BY Kyle Jaeger
Re-share from the original article posted here: https://www.marijuanamoment.net/oregon-voters-approve-initiative-to-legalize-psilocybin-mushroom-therapy/
Oregon voters have approved a first-in-the-nation ballot initiative to legalize the use of psilocybin mushrooms for therapeutic purposes, according to a projection from the Associated Press.
Under the measure, adults will be able to access the psychedelic in a medically supervised environment. There aren’t any limitations on the types of conditions that would make a patient eligible for the treatment.
Currently, there are no such policies in place anywhere else in the U.S., though the victory for reformers does come amid a growing national movement to decriminalize a wide range of entheogenic substances, including ayahuasca and ibogaine. Oakland, Santa Cruz and Ann Arbor have made laws against plant- and fungi-derived psychedelics among their cities’ lowest enforcement priorities.
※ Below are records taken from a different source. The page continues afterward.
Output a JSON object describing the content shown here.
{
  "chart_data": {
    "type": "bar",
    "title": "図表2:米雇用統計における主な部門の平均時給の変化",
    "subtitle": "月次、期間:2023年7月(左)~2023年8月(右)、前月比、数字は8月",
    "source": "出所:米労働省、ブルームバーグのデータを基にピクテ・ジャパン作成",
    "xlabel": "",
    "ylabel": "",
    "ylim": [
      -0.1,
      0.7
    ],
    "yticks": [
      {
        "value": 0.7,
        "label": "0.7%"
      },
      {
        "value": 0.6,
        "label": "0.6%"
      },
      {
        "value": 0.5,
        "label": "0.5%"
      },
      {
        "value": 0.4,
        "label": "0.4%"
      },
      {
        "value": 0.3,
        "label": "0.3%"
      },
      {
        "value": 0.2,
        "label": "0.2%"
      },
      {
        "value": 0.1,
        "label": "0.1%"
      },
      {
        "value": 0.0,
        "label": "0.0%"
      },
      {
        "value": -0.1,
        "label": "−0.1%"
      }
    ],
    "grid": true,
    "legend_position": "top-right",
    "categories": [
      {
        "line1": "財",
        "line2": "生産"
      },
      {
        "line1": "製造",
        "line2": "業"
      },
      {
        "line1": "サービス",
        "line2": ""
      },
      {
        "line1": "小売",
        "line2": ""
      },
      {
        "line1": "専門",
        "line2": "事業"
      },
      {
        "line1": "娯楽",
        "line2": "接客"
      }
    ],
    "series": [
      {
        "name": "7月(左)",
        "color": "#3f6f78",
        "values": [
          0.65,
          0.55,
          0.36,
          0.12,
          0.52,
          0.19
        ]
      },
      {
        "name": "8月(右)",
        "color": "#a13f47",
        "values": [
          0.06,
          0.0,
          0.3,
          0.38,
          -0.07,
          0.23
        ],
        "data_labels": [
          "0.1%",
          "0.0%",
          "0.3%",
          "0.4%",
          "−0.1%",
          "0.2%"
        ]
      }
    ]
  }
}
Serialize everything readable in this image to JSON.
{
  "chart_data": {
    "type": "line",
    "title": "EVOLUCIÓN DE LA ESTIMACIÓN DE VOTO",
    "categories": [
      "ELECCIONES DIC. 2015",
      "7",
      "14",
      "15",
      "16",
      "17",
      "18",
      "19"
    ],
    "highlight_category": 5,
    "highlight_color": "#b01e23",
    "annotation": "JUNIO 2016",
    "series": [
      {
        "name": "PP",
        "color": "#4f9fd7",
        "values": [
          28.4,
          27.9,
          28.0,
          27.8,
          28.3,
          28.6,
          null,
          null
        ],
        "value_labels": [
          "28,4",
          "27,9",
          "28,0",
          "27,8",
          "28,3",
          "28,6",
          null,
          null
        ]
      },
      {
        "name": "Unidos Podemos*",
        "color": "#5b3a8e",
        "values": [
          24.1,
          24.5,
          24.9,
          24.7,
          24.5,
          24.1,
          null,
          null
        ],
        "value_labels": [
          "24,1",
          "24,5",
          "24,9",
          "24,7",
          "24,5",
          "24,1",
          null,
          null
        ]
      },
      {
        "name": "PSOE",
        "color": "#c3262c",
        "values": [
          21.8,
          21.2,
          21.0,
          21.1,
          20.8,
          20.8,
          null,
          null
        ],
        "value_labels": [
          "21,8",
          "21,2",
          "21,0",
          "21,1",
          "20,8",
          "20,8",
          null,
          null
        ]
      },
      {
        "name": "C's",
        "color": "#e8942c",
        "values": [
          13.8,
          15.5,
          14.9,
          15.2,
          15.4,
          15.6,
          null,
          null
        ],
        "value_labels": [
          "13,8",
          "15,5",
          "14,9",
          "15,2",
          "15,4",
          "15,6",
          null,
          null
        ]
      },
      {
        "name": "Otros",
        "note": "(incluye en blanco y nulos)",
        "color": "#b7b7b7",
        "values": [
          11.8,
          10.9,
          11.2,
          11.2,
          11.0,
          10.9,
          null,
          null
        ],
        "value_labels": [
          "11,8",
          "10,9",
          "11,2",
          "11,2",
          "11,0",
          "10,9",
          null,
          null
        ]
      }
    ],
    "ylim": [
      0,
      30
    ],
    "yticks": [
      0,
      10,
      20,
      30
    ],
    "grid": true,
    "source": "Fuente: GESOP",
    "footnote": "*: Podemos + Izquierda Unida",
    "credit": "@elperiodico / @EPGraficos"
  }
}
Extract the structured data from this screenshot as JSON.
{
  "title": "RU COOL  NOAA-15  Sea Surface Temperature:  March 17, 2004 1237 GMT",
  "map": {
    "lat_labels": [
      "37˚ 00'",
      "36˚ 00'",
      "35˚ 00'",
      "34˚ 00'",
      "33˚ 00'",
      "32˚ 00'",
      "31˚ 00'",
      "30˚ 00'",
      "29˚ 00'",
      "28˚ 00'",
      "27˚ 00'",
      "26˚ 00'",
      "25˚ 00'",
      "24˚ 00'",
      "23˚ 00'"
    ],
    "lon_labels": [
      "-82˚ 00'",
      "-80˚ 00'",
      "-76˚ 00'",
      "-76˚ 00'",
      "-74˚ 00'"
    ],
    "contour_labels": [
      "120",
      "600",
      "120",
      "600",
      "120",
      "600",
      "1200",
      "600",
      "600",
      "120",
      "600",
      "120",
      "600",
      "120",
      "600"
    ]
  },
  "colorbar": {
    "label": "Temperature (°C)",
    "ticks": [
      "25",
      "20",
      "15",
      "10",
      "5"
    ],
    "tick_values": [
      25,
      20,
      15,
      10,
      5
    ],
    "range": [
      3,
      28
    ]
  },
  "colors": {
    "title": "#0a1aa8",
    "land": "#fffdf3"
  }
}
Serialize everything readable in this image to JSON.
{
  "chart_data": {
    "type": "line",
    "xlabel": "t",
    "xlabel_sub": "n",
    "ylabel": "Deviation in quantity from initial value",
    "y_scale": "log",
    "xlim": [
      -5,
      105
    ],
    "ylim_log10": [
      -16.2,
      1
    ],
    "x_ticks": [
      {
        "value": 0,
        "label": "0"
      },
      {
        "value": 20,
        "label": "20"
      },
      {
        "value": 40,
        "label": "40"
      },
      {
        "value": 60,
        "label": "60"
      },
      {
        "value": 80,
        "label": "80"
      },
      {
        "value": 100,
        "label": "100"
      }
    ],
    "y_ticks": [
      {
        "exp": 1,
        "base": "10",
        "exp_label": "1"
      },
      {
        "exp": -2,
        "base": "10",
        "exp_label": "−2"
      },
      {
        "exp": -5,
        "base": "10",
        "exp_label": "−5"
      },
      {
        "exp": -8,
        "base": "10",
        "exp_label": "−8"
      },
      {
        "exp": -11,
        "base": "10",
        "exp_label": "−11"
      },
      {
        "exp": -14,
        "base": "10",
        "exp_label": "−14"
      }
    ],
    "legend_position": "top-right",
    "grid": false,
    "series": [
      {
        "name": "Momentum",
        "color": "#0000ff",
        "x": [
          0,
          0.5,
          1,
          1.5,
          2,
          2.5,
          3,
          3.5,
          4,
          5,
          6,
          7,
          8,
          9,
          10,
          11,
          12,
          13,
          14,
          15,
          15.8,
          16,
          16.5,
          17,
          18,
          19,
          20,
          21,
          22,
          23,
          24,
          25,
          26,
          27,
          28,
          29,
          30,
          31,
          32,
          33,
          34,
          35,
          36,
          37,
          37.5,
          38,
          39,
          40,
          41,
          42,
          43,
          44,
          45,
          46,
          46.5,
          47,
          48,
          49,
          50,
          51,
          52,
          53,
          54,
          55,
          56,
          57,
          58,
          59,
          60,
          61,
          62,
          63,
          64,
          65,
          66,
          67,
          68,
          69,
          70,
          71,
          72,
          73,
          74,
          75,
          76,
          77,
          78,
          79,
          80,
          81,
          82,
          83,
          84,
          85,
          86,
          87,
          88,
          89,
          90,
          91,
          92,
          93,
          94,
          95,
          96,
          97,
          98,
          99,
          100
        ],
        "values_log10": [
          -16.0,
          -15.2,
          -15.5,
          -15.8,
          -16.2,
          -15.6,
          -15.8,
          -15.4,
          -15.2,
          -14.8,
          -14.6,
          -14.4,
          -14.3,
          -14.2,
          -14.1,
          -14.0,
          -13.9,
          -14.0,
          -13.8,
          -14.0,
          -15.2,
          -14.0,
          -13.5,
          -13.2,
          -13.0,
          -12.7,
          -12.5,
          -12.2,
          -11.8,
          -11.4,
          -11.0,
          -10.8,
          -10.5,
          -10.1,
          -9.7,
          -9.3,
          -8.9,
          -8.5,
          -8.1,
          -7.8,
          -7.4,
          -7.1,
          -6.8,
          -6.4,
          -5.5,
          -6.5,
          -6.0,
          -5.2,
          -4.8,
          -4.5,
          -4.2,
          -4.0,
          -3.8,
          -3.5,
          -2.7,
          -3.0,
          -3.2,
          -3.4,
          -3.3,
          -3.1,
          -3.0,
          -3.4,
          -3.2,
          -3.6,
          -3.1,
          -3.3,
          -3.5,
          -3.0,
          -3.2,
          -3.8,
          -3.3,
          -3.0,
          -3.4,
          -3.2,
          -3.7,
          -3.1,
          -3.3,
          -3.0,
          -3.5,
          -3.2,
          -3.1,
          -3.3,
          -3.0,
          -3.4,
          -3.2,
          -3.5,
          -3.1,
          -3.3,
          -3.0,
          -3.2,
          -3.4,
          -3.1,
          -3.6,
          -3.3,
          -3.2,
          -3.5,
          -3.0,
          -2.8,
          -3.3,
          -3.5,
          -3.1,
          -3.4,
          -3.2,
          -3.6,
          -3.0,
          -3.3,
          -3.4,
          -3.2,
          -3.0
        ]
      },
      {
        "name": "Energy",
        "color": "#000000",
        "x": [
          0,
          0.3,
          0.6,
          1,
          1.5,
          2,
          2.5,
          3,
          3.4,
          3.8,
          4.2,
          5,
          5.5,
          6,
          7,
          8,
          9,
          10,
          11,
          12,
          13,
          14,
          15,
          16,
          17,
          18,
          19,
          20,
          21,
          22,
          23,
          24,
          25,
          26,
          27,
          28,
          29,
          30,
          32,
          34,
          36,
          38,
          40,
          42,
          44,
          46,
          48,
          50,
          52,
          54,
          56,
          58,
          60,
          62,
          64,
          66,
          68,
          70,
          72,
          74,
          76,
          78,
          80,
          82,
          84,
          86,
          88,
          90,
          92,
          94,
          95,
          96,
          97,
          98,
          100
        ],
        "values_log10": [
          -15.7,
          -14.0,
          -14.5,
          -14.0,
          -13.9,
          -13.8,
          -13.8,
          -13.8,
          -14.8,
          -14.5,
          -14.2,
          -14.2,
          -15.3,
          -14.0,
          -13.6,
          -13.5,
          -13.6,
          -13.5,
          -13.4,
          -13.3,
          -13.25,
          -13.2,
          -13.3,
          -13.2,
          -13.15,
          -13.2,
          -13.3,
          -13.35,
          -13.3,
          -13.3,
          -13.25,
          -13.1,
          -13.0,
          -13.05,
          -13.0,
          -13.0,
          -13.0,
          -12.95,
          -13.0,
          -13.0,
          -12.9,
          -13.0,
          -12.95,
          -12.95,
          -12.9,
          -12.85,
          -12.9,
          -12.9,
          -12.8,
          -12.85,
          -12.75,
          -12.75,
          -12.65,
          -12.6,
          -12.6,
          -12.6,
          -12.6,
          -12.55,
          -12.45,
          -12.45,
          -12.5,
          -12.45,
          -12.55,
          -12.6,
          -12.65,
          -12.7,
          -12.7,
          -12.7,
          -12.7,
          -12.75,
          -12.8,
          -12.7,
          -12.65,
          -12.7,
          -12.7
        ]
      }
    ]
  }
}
Meanwhile, Washington, D.C. voters also approved a ballot initiative to enact that same policy change in the nation’s capital on Tuesday.
The first city in the U.S. to decriminalize so-called magic mushrooms was Denver, where voters approved a local ballot initiative last year.
Under the Oregon psilocybin therapy measure, regulators would be responsible for issuing licenses for the manufacturing, testing and administering of the psychedelic by January 2, 2023.
The campaign behind the psilocybin reform initiative benefited from a series of ads promoting their efforts.
The proposal has the potential to help ease mental suffering for terminally ill people, a medical doctor said in a TV ad for the initiative that was released last month.
A previous ad released by the campaign featured a state senator who is also a medical doctor saying that the measure “promotes safety for a therapy that can help people who are suffering.”
That followed an independent spot by the nonprofit Heroic Hearts Project going on the air in Oregon to tout the benefits of psilocybin therapy, but that ad didn’t mention the specific ballot measure.
Oregon voters also approved a separate measure on Tuesday to decriminalize drug possession and expand substance misuse treatment. Advocates behind that effort also recently released a series of ads.
The Oregon Democratic Party formally endorsed both measures last month.
Meanwhile, the psychedelic reform measure drew opposition from an unlikely source. Decriminalize Nature, which has led efforts to pass local policies reducing criminal enforcement against psilocybin and other entheogens, has argued that it could threaten equitable access to the substance.
Rep. Earl Blumenauer (D-OR) told Marijuana Moment in January that he was in favor of the psilocybin reform proposal and that he would be working to boost the campaign as the election approaches. In August, he wrote in an email blast that passing the measure is necessary “because it tackles an important issue in our community, mental health, and it does so in an innovative and responsible way.”